At a time when the shekel is breaking records, the Bank of Israel, which in the past intervened with foreign currency buys to dampen it, largely for the benefit of Israeli exporters, has been noticeably inactive.
The reason, according to Globes, is twofold: that the shekel’s strengthening is not being driven by speculative interests; and that local exporters seem to be doing okay despite it. The strident calls from manufacturers for the bank to intervene lest their products abroad be made too expensive and less competitive, are not being heard this time.
The all-important threshold of a 4-1 dollar-shekel exchange rate has been breached for some time—the Bank of Israel set the shekel-dollar representative rate at NIS 3.339/$, a level not seen since July 2008— yet calm prevails.
While the Bank purchased $15 billion in foreign currency in 2020, it has stayed its hand in recent days.
The BoI Governor Prof. Amir Yaron has taken the position that intervention is justified only when the shekel has exceeded its correct value on the markets. Apparently, Yaron believes that the current exchange rate reflects its true value.
It’s not speculators who are to blame, but factors such as the dollar’s weakness, the response of institutional investors to the sharp rises on foreign stock markets and the fall in imports.

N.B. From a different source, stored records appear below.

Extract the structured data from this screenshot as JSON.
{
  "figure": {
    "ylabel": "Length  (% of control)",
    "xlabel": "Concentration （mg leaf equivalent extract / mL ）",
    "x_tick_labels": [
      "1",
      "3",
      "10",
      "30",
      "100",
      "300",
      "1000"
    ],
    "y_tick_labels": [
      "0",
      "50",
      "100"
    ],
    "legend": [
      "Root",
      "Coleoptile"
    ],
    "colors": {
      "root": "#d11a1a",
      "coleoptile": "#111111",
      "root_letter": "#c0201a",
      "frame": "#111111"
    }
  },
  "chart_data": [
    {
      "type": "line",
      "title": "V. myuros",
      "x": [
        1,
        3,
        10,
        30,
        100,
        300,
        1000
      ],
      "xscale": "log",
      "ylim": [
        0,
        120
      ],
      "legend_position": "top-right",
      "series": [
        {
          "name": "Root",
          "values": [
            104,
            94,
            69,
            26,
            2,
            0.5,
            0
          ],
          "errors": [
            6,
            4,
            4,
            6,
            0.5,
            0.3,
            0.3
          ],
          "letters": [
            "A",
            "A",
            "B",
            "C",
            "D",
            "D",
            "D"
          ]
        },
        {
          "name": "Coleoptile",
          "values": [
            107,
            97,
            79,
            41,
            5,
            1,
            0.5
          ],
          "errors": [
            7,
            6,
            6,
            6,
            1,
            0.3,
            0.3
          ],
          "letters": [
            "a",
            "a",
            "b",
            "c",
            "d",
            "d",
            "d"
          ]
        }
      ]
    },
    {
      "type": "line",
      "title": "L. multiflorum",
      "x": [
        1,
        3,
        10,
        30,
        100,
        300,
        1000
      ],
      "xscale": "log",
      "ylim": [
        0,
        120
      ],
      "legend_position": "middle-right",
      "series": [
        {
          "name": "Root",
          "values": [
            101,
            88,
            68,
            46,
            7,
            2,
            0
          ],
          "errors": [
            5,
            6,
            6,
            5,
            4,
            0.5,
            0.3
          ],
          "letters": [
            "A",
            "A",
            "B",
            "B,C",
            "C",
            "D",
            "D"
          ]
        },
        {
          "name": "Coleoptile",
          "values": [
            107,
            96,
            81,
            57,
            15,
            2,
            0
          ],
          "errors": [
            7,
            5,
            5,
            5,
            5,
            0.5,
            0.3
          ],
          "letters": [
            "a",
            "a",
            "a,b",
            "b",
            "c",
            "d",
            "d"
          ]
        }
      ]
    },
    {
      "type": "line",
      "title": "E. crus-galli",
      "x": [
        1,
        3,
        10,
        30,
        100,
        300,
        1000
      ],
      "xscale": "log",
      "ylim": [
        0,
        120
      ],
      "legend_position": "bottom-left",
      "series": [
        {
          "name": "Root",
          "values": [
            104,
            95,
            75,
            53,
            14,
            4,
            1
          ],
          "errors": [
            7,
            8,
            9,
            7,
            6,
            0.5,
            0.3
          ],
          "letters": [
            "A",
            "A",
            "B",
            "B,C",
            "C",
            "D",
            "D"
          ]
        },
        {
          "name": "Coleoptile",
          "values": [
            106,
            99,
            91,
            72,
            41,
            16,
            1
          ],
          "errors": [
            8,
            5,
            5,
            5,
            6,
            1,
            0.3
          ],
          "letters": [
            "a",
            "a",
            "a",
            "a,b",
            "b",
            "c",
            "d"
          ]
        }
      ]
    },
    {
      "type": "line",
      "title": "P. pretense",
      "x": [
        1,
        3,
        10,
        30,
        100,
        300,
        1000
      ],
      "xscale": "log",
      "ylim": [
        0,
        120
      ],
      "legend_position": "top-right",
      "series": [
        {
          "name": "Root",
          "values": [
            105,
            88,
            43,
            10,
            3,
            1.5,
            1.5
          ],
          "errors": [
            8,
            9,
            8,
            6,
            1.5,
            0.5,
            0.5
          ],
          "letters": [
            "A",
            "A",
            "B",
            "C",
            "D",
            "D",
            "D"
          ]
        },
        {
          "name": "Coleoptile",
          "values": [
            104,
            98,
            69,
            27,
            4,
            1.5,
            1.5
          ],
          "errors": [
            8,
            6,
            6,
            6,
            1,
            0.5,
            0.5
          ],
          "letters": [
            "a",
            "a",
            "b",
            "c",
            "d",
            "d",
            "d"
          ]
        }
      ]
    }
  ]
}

Mizrahi Tefahot Bank chief strategist Modi Shafrir said, “The dollar is weakening worldwide because of the risk-on trend, the rise of markets after the U.S. elections and due to the effectiveness of the vaccinations for Covid-19. Investors worldwide are pulling out of their investment in dollars (which are a kind of haven currency) in favor of investments in emerging markets and riskier investments, in anticipation of a more rapid return to routine.” The huge deficit in the U.S. balance of payments also weighs on the dollar, he said.